Clinical guideline for the diagnosis and management of early rheumatoid arthritis
Chronic disease is a major public health burden on Australian society. An increasing proportion of the population has risk factors for, or at least one, chronic disease, leading to increasing public health costs. Health service policy and delivery must address not only acute conditions, but also effectively respond to the wide range of health and public services required by people with chronic illness. Strong primary health care policy is an important foundation for a successful national health delivery system and long term management of public health. It is also linked to practical outcomes, including lower mortality, decreased hospitalisation and improved health outcomes. National strategic health policy has recently given increased recognition to the importance of chronic disease management, with federal government endorsement of a number of initiatives for the prevention or delay in onset, early detection, and evidence based management of chronic diseases, including rheumatoid arthritis (RA).
Chronic musculoskeletal conditions, including arthritis, account for over 4% of the national disease burden in terms of disability adjusted life years. In 2007, the total cost of arthritis to the Australian economy was estimated to be $23.9 billion, an increase of more than $4 billion on the cost calculated in 2004. Access Economics estimated that, in 2007, the allocated health system expenditure associated with arthritis was $4.2 billion or $1100 per person with arthritis. Expenditure allocated to RA was more than $400 million. Rheumatoid arthritis exerts a significant burden on the individual and community due to its impact on patients’ quality of life as a result of the chronic, painful and disabling character of the condition; the diminished employment capacity of many affected individuals; and increased health care costs. For further details refer to the Evidence to support the National Plan for Osteoarthritis, Rheumatoid Arthritis and Osteoporosis: opportunities to improve health related quality of life and reduce the burden of disease and disability.
As such, Australian Government health policy has identified arthritis as a National Health Priority Area and adopted a number of initiatives aimed at: decreasing the burden of chronic disease and disability, raising awareness of preventive disease factors, providing access to evidence based knowledge, and improving the overall management of arthritis within the community. In 2002, all Australian health ministers designated arthritis and musculoskeletal conditions as Australia’s seventh National Health Priority Area. In response, a National Action Plan was developed in 2004 by the National Arthritis and Musculoskeletal Conditions Advisory Group (NAMSCAG). The aim of this document was to provide a blueprint for national initiatives to improve the health related quality of life of people living with osteoarthritis, RA and osteoporosis; reduce the cost and prevalence of these conditions; and to reduce the impact on individuals, their carers and communities within Australia. The National Action Plan was developed to complement both the National Chronic Disease Strategy (which is broader) and the National Service Improvement Framework for Osteoarthritis, Rheumatoid Arthritis and Osteoporosis, and other national and state/territory structures.
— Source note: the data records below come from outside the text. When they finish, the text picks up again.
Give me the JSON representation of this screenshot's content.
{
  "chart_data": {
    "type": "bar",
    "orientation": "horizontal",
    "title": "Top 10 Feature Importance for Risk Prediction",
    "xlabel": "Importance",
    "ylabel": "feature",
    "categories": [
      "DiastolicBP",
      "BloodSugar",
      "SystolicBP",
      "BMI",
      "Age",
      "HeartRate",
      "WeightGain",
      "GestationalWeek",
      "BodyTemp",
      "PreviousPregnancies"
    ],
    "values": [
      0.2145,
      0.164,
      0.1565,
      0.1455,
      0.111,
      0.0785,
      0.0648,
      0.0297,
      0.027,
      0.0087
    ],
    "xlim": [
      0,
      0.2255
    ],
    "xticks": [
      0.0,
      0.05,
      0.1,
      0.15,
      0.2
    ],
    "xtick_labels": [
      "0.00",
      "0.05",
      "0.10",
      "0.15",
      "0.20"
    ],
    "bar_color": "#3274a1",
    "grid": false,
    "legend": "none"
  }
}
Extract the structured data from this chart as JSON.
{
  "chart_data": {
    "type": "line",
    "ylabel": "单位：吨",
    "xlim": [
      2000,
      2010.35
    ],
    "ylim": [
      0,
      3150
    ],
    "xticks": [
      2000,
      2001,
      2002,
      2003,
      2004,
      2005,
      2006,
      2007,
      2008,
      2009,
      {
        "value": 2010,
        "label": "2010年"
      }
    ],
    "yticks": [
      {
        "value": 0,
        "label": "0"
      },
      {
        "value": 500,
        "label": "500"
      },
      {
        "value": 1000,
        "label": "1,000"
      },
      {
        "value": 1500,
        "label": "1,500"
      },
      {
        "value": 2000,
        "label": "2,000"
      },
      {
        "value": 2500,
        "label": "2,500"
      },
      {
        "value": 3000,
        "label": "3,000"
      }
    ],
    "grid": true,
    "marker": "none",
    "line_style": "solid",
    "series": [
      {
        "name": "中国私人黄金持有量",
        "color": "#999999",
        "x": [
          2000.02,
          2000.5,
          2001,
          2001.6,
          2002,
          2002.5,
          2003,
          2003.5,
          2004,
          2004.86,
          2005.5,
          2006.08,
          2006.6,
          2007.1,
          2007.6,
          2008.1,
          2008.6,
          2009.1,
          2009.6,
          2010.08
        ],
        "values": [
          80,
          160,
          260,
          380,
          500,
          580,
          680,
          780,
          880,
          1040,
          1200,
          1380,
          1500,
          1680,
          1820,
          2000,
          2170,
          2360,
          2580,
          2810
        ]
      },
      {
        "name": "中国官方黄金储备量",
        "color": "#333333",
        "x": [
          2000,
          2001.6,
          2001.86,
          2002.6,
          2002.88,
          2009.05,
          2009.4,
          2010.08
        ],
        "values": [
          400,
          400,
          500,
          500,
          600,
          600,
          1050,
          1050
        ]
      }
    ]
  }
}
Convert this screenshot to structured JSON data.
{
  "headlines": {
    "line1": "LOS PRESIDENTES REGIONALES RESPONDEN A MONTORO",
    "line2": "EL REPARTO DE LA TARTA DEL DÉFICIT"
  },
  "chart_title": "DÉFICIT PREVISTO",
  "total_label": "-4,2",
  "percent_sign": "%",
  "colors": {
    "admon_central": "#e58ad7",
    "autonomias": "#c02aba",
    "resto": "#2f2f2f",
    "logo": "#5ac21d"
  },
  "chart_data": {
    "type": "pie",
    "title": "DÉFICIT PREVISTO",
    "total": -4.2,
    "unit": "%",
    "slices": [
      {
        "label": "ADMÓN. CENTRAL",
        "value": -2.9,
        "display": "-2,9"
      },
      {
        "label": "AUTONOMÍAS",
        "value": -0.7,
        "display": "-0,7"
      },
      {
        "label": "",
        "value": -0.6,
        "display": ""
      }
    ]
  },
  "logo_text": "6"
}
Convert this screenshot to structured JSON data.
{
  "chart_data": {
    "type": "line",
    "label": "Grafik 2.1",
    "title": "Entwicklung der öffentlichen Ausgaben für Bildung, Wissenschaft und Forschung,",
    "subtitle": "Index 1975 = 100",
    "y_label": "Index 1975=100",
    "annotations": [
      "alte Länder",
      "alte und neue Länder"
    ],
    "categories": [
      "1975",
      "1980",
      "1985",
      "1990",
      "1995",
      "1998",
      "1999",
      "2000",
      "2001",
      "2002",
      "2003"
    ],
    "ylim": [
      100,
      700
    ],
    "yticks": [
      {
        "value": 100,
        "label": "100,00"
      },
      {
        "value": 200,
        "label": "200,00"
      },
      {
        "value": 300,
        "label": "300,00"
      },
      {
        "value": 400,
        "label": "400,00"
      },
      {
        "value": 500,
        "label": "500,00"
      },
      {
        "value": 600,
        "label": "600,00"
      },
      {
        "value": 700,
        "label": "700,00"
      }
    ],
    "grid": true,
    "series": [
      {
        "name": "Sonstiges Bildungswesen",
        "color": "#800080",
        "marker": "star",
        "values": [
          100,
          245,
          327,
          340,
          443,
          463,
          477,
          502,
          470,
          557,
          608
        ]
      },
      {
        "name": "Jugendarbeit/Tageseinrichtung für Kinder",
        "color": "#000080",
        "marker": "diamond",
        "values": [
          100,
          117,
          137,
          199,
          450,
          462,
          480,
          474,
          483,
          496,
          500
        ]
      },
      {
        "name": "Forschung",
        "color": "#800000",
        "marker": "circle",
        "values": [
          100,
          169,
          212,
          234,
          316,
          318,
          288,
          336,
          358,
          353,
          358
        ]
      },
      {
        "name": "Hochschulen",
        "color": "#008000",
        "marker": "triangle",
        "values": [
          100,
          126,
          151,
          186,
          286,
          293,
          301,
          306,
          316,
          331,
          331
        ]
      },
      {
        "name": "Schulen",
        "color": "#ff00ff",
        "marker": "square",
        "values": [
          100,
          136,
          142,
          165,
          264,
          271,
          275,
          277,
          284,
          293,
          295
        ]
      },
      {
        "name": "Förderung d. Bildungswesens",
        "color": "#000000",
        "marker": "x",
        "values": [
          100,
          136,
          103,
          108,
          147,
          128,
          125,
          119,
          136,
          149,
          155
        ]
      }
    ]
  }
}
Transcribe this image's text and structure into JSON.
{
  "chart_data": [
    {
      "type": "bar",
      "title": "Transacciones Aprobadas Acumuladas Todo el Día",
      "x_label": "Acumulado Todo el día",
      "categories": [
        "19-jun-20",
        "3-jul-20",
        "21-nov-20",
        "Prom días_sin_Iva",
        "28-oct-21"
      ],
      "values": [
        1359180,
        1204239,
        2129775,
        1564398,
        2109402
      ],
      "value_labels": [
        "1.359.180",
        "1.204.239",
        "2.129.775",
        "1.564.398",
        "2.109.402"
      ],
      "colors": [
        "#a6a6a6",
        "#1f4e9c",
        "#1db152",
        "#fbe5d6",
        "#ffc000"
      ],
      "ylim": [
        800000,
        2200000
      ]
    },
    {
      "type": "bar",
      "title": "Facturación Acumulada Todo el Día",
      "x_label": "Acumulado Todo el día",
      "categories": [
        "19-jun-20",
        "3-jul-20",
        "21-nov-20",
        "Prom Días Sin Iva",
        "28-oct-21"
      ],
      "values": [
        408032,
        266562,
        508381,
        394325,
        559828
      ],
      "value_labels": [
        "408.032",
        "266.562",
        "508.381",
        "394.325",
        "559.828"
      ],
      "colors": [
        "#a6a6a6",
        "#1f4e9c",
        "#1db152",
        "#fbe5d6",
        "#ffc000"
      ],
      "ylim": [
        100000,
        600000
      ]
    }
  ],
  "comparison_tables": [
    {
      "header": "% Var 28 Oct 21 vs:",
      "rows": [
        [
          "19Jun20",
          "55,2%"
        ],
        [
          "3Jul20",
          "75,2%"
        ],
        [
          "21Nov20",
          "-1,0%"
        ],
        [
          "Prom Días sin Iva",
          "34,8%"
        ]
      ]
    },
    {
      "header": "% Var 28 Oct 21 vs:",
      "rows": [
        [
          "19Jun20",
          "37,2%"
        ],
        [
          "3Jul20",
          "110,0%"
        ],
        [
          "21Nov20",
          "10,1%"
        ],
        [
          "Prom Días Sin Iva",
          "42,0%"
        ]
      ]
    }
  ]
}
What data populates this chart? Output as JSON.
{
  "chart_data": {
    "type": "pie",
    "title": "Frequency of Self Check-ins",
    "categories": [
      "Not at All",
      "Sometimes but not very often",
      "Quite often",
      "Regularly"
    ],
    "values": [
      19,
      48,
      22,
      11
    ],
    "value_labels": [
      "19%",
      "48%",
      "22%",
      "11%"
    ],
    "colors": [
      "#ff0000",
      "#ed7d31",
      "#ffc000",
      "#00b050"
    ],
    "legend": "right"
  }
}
As part of the Australian Government’s Better Arthritis and Osteoporosis Care (BAOC) 2006–2007 budget initiative, guidelines for the management of osteoarthritis, RA, and juvenile idiopathic arthritis have been developed to inform evidence based primary care of chronic disease in general practice.
Expiry date for the recommendations
This guideline presents a comprehensive review of pharmacological and non-pharmacological management of early RA within the Australian health care context, based on the best available evidence available up to December 2006. Evidence published after this date has not been reviewed for the guideline.
The guideline was approved by the CEO of the National Health and Medical Research Council (NHMRC) on 12 June 2009, under section 14A of the National Health and Medical Research Council Act 1992. Approval for the guideline by the NHMRC is granted for a period not exceeding 5 years. It is expected that the guideline will be reviewed, and revised if necessary, no less than once every 5 years. Review should be more frequent in areas where clinical practice or research is known to be changing rapidly. Readers should check with The Royal Australian College of General Practitioners (RACGP) for any reviews or updates of this guideline.